—Naturellement, ma chérie, nous acceptons le dîner chez les Carfry, disait Archer.

Les nouveaux mariés prenaient leur petit déjeuner dans le salon meublé de cretonne luisante de leur lodging de Londres. Un brouillard opaque assombrissait les vitres, et un feu d'anthracite rougeoyait derrière la grille en acier poli.

May, le front anxieux, regarda son mari par-dessus la lourde théière en métal anglais derrière laquelle elle trônait.

Dans ce pluvieux désert du Londres d'automne, les Newland Archer ne connaissaient exactement que deux personnes, et encore les avaient-ils évitées avec soin. C'était une des traditions de dignité du vieux New-York: on ne s'imposait pas aux relations que l'on pouvait avoir en pays étranger.

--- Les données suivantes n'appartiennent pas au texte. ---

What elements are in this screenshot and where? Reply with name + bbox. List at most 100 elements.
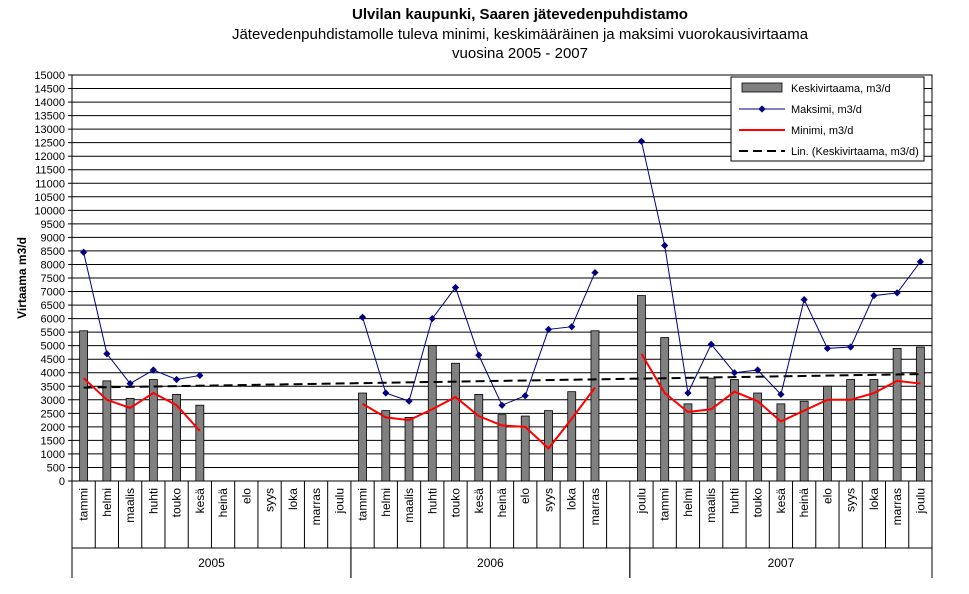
maksimi-point [498, 401, 506, 409]
y-tick-label: 0 [59, 476, 65, 488]
legend-label: Minimi, m3/d [791, 125, 853, 137]
maksimi-point [521, 392, 529, 400]
y-tick-label: 4500 [41, 354, 65, 366]
chart-title: Ulvilan kaupunki, Saaren jätevedenpuhdis… [352, 6, 688, 23]
x-tick-label: loka [565, 488, 579, 510]
x-tick-label: touko [751, 488, 765, 518]
maksimi-point [382, 389, 390, 397]
bar-keskivirtaama [892, 347, 902, 482]
y-tick-label: 500 [47, 462, 65, 474]
maksimi-point [172, 375, 181, 384]
y-tick-label: 8000 [41, 259, 65, 271]
y-tick-label: 4000 [41, 368, 65, 380]
bar-keskivirtaama [474, 393, 484, 482]
maksimi-line [640, 141, 921, 396]
bar-keskivirtaama [195, 404, 205, 482]
y-tick-label: 7000 [41, 287, 65, 299]
bar-keskivirtaama [590, 330, 600, 482]
maksimi-point [568, 323, 576, 331]
bar-keskivirtaama [427, 345, 437, 482]
x-tick-label: maalis [704, 488, 718, 523]
x-tick-label: loka [286, 488, 300, 510]
x-tick-label: kesä [472, 488, 486, 514]
y-tick-label: 6000 [41, 314, 65, 326]
bar-keskivirtaama [172, 393, 181, 482]
x-tick-label: kesä [193, 488, 207, 514]
y-tick-label: 2000 [41, 422, 65, 434]
maksimi-point [684, 389, 692, 397]
legend-label: Keskivirtaama, m3/d [791, 83, 891, 95]
legend-swatch-keskivirtaama [741, 82, 783, 93]
legend-marker-maksimi [758, 105, 766, 113]
y-axis-title: Virtaama m3/d [15, 237, 29, 319]
maksimi-point [661, 241, 669, 250]
bar-keskivirtaama [102, 380, 112, 482]
y-tick-label: 8500 [41, 246, 65, 258]
maksimi-point [196, 371, 204, 380]
maksimi-point [777, 390, 785, 398]
y-tick-label: 11000 [35, 178, 65, 190]
x-tick-label: marras [309, 488, 323, 525]
y-tick-label: 6500 [41, 300, 65, 312]
x-tick-label: touko [170, 488, 184, 518]
x-tick-label: huhti [425, 488, 439, 514]
x-tick-label: marras [890, 488, 904, 525]
maksimi-point [870, 291, 878, 300]
y-tick-label: 12000 [34, 151, 65, 163]
bar-keskivirtaama [520, 415, 530, 482]
y-tick-label: 14000 [34, 97, 65, 109]
bar-keskivirtaama [79, 330, 89, 482]
bar-keskivirtaama [451, 362, 460, 482]
x-tick-label: elo [239, 488, 253, 504]
maksimi-point [149, 366, 157, 374]
maksimi-line [362, 272, 596, 406]
x-tick-label: maalis [402, 488, 416, 523]
maksimi-point [428, 315, 436, 323]
maksimi-point [637, 137, 646, 145]
chart-subtitle-years: vuosina 2005 - 2007 [452, 45, 588, 62]
x-tick-label: joulu [913, 488, 927, 514]
bar-keskivirtaama [730, 379, 739, 482]
bar-keskivirtaama [915, 346, 925, 482]
maksimi-point [544, 325, 553, 334]
bar-keskivirtaama [567, 391, 577, 482]
x-tick-label: loka [867, 488, 881, 510]
maksimi-point [358, 313, 367, 321]
maksimi-point [126, 379, 134, 388]
maksimi-point [80, 248, 88, 256]
maksimi-point [847, 343, 855, 351]
maksimi-point [451, 283, 460, 292]
x-tick-label: heinä [797, 488, 811, 518]
x-tick-label: joulu [332, 488, 346, 514]
x-tick-label: helmi [379, 488, 393, 517]
bar-keskivirtaama [381, 410, 391, 482]
bar-keskivirtaama [404, 416, 414, 482]
bar-keskivirtaama [637, 295, 646, 482]
y-tick-label: 9000 [41, 232, 65, 244]
y-tick-label: 13000 [34, 124, 65, 136]
x-tick-label: syys [541, 488, 555, 512]
x-tick-label: tammi [356, 488, 370, 521]
x-tick-label: tammi [658, 488, 672, 521]
y-tick-label: 11500 [35, 165, 65, 177]
x-tick-label: touko [449, 488, 463, 518]
x-tick-label: tammi [77, 488, 91, 521]
y-tick-label: 10500 [34, 192, 65, 204]
x-tick-label: syys [263, 488, 277, 512]
y-tick-label: 9500 [41, 219, 65, 231]
bar-keskivirtaama [869, 379, 879, 482]
y-tick-label: 1500 [41, 435, 65, 447]
maksimi-line [83, 252, 200, 385]
x-tick-label: helmi [100, 488, 114, 517]
bar-keskivirtaama [776, 403, 786, 482]
y-tick-label: 3000 [41, 395, 65, 407]
x-tick-label: syys [844, 488, 858, 512]
legend-label: Maksimi, m3/d [791, 104, 862, 116]
bar-keskivirtaama [706, 377, 716, 482]
trend-line [83, 373, 921, 389]
maksimi-point [405, 397, 413, 405]
x-tick-label: marras [588, 488, 602, 525]
year-label: 2007 [768, 556, 795, 570]
minimi-line [82, 377, 201, 432]
bar-keskivirtaama [497, 414, 507, 482]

Mrs Archer et Janey, au cours de leurs nombreux voyages en Europe, avaient rigoureusement observé cette règle, et opposé une si impénétrable réserve aux avances de leurs compagnons de voyage qu'elles avaient presque réussi à ne jamais échanger un mot avec des «étrangers» autres que des employés d'hôtel et de chemin de fer. Envers ceux de leurs compatriotes qui ne leur étaient pas personnellement connus, leur attitude était plus réservée encore. Ainsi, à moins qu'elles ne rencontrassent un Chivers, un Dagonet ou un Mingott, les périodes de voyage se passaient pour elles dans un tête-à-tête ininterrompu. Pourtant, une nuit à Botzen, une des dames anglaises qui occupaient la chambre vis à vis celle de Mrs Archer et de sa fille (Janey connaissait, dans tout leur détail, le nom, les toilettes et la position sociale de ses voisines), vint frapper à la porte de Mrs Archer et lui demanda du secours. Mrs Carfry venait d'être prise d'une bronchite aiguë. Elle fut gravement malade. Elle voyageait seule avec sa sœur, Miss Harle, et toutes deux furent profondément reconnaissantes aux dames Archer des soins attentifs dont celles-ci les entourèrent.

Les Archer quittèrent Botzen sans penser revoir jamais Mrs Carfry et Miss Harle. Mrs Archer n'aurait pas songé à s'imposer à l'attention d'une étrangère pour un service qu'elle avait eu occasion de lui rendre. Mrs Carfry et sa sœur, au contraire, ne connaissaient d'autre code que celui d'une éternelle reconnaissance. Avec une fidélité touchante, elles étaient aux aguets, ne manquant pas une occasion de revoir Mrs Archer et Janey, quand celles-ci venaient en Europe. Les relations devinrent de plus en plus étroites: quand Mrs Archer et Janey descendaient à l'hôtel Brown, à Londres, elles y étaient attendues par de sympathiques amies. Ces dames avaient les mêmes goûts: elles faisaient du macramé, lisaient des mémoires édifiants, et échangeaient leurs appréciations sur les prédicateurs en renom. Comme le disait Mrs Archer, Londres était tout autre depuis qu'elles connaissaient Mrs Carfry et Miss Harle. Aussi, au moment du mariage de Newland, ne manqua-t-on pas d'envoyer un faire-part aux deux dames anglaises. Celles-ci répondirent par l'envoi d'un joli bouquet de fleurs alpines séchées, sous verre. Sur le quai, au moment des adieux, la dernière recommandation de Mrs Archer fut: «N'oublie pas d'aller présenter May à Mrs Carfry.»

Archer et sa femme se disposaient à oublier; mais Mrs Carfry, avec son habituelle sagacité, les avait découverts et invités à dîner. C'était sur cette invitation que May fronçait les sourcils en savourant son thé et ses muffins.

—Vous, Newland, vous les connaissez. Mais moi, je serais affreusement intimidée chez des personnes que je n'ai jamais vues... Et puis, je ne sais pas comment m'habiller...

Newland se renversa sur sa chaise; il sourit à sa jeune femme: jamais elle n'avait été plus belle, plus Diane. Était-ce l'humidité de l'air anglais qui avait avivé son teint, adouci le contour de ses traits; ou bien, était-ce le rayonnement de son bonheur qui éclairait son visage?

—Comment vous habiller, ma chérie? N'avez-vous pas reçu de Paris, la semaine dernière, toute une caisse de robes neuves?